Le patron du groupe pétrolier français Total, Christophe de Margerie, est mort à l'aéroport Vnoukovo 3 de Moscou dans un accident , écrit mercredi 22 octobre le quotidien Vedomosti.
Son décès rappelle le rôle que peut jouer une personnalité dans l'histoire, la fragilité d'une vie humaine et d'une carrière. "Big Moustache", comme le surnommait le personnel français de Total, était une personnalité imposante et marquante, dont l'activité dépassait du cadre des affaires. En reniant toute participation à la politique, de Margerie faisait constamment de la diplomatie informelle. Ce haut responsable, qui a connu de nombreuses négociations difficiles quand il dirigeait le département proche-oriental de Total dans la seconde moitié des années 1990, était devenu porte-parole de l'opinion des affaires françaises, médiateur dans les relations complexes entre l'Occident et des pays fournisseurs de pétrole.
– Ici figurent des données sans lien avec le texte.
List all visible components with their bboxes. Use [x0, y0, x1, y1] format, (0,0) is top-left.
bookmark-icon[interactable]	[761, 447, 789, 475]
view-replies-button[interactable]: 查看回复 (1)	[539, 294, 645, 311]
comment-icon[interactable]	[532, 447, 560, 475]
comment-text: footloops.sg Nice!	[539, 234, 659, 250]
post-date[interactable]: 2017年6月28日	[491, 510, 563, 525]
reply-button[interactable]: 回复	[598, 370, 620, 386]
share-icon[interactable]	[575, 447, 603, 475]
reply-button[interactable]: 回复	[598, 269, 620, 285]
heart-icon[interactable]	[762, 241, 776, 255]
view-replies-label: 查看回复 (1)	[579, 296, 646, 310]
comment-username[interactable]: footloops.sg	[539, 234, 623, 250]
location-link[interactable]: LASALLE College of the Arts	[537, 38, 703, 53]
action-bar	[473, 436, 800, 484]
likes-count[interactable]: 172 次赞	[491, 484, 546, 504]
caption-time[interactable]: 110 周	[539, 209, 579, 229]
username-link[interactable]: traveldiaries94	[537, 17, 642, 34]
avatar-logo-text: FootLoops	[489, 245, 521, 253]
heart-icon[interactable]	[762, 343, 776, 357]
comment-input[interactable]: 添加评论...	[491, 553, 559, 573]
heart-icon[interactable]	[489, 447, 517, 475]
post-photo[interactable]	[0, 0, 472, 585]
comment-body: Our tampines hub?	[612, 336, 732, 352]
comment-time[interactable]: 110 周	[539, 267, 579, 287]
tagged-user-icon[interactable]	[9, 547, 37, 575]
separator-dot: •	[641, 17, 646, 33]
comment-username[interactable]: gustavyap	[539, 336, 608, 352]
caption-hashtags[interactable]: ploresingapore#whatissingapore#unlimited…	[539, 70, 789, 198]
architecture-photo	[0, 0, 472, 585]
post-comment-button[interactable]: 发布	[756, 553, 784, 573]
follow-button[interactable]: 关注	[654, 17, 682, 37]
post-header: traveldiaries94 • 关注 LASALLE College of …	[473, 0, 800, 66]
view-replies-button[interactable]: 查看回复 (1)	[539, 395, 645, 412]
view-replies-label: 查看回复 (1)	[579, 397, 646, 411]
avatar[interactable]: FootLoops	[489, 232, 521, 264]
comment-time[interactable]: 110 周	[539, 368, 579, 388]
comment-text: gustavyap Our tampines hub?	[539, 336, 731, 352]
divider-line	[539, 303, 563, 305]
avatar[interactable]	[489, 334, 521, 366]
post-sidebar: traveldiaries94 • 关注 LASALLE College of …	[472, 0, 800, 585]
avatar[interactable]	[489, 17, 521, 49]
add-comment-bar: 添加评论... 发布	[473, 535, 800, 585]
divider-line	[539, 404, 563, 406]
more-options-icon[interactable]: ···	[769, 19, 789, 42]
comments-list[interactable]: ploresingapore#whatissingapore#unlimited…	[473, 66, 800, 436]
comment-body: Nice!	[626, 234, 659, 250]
Christophe de Margerie reconnaissait qu'il cherchait à respecter les lois et les règles tacites dans les pays où travaillait Total. "Dans l'énergie, tous les sujets sont liés à la politique. Ça s'appelle la sécurité d'approvisionnement", avait-il déclaré en septembre au Monde. Pour étendre ses affaires et gagner encore en rentabilité, de Margerie investissait également dans des pays où l'accès à l'exploitation d'hydrocarbures était déterminé par les relations personnelles avec le chef de l'Etat et son entourage. Il a fait preuve de compréhension des conditions de travail en Russie en juin 2010 lors d'une rencontre avec Vladimir Poutine: "Notre politique dans votre pays, monsieur le premier ministre, est très claire. Nous avons de nombreux partenaires, mais un seul chef.
Tant que vous me soutenez, tant que vous soutenez Total, nous ferons de bonnes affaires".
Le savoir-faire de Christophe de Margerie pour établir des contacts a permis à Total de relancer l'exploitation pétrolière après le changement de gouvernement en Irak et en Libye, ou encore après la nationalisation du secteur en Bolivie. Il a également participé au programme "Pétrole contre nourriture", qui a permis à l'Irak de la fin des années 1990 de vendre des hydrocarbures pour acheter des produits alimentaires et des médicaments. Ses négociations avec les rebelles libyens ont redonné à des milliers de gens un emploi et une source de revenus. L'aspiration à protéger la compagnie, la sécurité et la santé de son personnel dans 130 pays ont fait de Margerie un pacificateur. Il critiquait le conflit en Libye et les sanctions antirusses. Désormais, Moscou a perdu un canal de liaison informel important avec l'élite politique et d'affaires européenne. Sans de Margerie, qui savait arrondir les angles grâce à son humour, la presse française estime qu'il sera plus difficile aux hommes d'affaires et aux politiciens de trouver un terrain d'entente.
Même un connaisseur des règles informelles et un "grand ami de la Russie" ne peut échapper aux risques d'infrastructure ou techniques. Les grandes entreprises devront désormais en tenir compte en travaillant avec la Russie.